Seven months into their marriage, in 2013, she checked herself into the Eating Recovery Center, in Denver, for a three month stay.
Mr. Hill did telephone sessions with her and her therapist, and also flew in to do in-person therapy. He also went to support groups with spouses of other patients, along with some patients. They would hold a question and answer period to help spouses deal with their mates. He found it helpful to ask questions that he couldn’t ask his wife, like what factors they felt contributed to her eating disorders, and why she had entered treatment now.
When Ms. Hill returned home, the couple tried to figure out a way to make her recovery a joint effort. On weekends they planned their weekly menu, weaving in occasional “challenge meals.” After eating, they’d walk their dog or watch a movie. The idea was to “take away some of the power food has over you,” she said. “So, the next time it’s a little less scary. It’s like I took a little bit of my power back, doing it one fear food at a time.”
Last November, Ms. Hill gave birth to a baby girl, something she never imagined doing. The weight gain was difficult, she admits. “For so long I had been obsessed with controlling my body, and all of a sudden it felt so out of control,” said Ms. Hill, who is now a mental health counselor in private practice.
She credits Mr. Hill with helping her cope with her negative feelings. “My husband is very reassuring and tells me that I am beautiful and that he loves the way I look,” she said.
As for Ms. Gold and Mr. Pavlus, they married in 2009 and have two children. Their relationship is strong, but they had to figure out some ground rules concerning food early on. When he questioned something she ate, even if it was a simple, “Are you O.K. with that?” she bristled.

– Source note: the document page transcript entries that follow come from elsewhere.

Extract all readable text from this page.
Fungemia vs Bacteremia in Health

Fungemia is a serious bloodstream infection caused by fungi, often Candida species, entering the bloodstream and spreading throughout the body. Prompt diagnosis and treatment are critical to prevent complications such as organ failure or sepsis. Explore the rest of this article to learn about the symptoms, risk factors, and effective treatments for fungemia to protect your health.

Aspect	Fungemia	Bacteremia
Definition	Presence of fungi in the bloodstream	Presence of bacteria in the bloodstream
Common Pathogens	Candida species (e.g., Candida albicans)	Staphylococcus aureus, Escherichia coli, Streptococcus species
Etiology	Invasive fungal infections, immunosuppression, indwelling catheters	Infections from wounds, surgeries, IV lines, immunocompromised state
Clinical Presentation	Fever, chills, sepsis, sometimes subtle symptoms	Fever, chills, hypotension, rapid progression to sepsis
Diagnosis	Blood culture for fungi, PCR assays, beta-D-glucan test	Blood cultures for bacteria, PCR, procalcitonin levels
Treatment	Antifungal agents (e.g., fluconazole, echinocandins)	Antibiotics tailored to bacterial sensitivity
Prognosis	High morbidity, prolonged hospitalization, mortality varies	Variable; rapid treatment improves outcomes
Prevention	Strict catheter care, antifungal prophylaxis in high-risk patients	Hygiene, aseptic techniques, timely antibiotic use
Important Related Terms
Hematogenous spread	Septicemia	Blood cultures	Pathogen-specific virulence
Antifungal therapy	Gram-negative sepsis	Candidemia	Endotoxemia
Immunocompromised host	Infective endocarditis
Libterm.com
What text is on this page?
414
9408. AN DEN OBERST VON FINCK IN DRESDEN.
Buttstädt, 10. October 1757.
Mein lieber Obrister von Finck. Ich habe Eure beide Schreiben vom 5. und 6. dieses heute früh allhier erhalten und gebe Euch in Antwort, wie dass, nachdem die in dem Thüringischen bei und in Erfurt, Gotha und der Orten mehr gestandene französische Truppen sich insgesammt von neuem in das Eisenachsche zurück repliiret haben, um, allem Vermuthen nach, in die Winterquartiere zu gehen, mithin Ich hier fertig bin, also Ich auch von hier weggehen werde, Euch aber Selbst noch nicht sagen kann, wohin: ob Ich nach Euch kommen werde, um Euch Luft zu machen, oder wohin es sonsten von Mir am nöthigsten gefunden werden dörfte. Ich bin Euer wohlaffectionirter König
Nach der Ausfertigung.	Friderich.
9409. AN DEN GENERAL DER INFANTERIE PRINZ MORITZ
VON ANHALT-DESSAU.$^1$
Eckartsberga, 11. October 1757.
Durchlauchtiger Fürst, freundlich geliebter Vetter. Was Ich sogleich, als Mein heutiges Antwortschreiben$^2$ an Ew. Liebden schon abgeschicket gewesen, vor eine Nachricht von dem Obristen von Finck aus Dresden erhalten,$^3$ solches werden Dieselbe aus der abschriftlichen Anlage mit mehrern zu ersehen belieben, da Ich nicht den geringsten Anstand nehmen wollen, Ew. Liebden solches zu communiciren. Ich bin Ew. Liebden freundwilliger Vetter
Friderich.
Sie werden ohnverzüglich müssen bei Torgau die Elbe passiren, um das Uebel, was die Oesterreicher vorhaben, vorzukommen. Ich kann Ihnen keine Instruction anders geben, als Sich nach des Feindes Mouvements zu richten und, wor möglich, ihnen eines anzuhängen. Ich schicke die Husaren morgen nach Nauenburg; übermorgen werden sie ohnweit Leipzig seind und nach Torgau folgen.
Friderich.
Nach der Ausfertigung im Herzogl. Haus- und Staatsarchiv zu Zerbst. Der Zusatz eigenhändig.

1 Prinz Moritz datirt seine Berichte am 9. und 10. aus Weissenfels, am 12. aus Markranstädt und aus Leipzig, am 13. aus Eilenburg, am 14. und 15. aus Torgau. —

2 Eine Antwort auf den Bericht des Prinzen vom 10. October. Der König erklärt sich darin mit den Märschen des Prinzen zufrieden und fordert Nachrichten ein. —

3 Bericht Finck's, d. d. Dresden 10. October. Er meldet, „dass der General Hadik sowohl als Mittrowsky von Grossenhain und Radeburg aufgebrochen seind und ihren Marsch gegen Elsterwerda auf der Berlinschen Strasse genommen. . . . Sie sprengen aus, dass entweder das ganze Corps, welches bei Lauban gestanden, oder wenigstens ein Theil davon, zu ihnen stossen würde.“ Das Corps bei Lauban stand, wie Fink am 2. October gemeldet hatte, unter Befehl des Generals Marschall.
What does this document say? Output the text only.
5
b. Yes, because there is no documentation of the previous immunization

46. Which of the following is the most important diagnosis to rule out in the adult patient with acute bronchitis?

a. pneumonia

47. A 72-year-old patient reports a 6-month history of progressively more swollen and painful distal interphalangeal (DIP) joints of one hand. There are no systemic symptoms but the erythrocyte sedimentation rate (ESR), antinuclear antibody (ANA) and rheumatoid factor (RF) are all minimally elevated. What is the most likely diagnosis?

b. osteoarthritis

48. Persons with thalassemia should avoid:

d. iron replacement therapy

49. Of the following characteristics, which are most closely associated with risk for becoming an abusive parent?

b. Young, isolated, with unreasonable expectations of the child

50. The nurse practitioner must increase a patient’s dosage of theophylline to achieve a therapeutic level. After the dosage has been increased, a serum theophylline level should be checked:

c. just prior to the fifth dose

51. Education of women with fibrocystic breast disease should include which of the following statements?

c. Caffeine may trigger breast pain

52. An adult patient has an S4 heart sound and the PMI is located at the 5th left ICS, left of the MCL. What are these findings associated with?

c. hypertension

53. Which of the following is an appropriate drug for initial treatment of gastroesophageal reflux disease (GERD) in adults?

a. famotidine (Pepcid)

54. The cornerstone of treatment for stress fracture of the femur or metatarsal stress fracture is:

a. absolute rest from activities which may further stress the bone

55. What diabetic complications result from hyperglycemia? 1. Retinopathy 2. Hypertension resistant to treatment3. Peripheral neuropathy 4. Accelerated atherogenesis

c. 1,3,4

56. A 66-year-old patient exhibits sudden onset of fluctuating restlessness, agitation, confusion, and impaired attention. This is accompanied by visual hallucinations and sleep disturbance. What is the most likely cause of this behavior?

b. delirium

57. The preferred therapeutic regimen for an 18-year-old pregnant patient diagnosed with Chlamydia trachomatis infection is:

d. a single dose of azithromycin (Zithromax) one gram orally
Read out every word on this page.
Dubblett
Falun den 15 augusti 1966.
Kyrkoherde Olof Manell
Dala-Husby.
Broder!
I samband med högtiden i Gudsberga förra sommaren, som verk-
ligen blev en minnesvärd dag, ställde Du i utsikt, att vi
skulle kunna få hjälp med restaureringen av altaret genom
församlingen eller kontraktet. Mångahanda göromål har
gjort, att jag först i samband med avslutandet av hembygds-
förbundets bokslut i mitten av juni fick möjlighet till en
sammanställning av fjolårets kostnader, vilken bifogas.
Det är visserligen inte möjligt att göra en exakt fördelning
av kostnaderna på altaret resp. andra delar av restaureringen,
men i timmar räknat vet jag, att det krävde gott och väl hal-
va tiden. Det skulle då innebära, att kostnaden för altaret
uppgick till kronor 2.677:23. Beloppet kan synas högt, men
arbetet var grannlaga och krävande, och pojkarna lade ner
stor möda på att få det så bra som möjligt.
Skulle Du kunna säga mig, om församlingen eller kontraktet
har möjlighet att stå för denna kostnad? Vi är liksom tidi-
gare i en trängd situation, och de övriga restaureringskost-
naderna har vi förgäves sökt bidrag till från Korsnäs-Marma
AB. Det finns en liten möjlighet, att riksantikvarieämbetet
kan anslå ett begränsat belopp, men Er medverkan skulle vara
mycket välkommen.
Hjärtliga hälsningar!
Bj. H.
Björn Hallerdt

“It was like, ouch, you caught me!” she said. “Or, are you shaming me, as other people have shamed me in the past? Are you trying to be the food police?”
But the more they talked, the more comfortable she felt telling him what she really needed. “I said, ‘Thank you, I know you love me, but I can take care of myself. I have my therapist. You just need to trust me. Don’t watch me; be there for me. It’s not your job to help me not binge.’”
Her responses helped him to understand where she was coming from, and also put the onus squarely on her shoulders, and not his.
“I was never made to feel like it was my responsibility to police certain foods,” he said. “She asked for my support in sticking to the choices that she decided she needed to make. And, frankly, the ‘it’s not necessarily forever’ felt reassuring. I didn’t want to imagine us never groaning in delight together over pizza or a crazy dessert ever again, even though — of course — I’d be fine with it if that’s what it took.”
Ms. Gold still works on her relationship with her body and practices daily mindful eating. She has “slip-ups” a few times a year, when she might binge. Sometimes she shares this with her husband, but sometimes not.
Peanut butter is now allowed in the house and not only in Mr. Pavlus’s home office, along with sweets that aren’t hidden. It can still be fraught, especially when Mr. Pavlus is out of town and Ms. Gold is juggling work and solo parenting. During such stressful moments, “Something like marshmallows or chocolate chips just aren’t a great idea to have around,” she said. She doesn’t want to risk eating them, but wants her husband to be able to have them.
Ultimately, Mr. Pavlus said he liked being able to help support her in her recovery in this particular way. “Just recently she asked me to hide some marshmallows where she’d never find them, while I was away on a business trip,” said Mr. Pavlus. “I did it without a second thought, and with love.”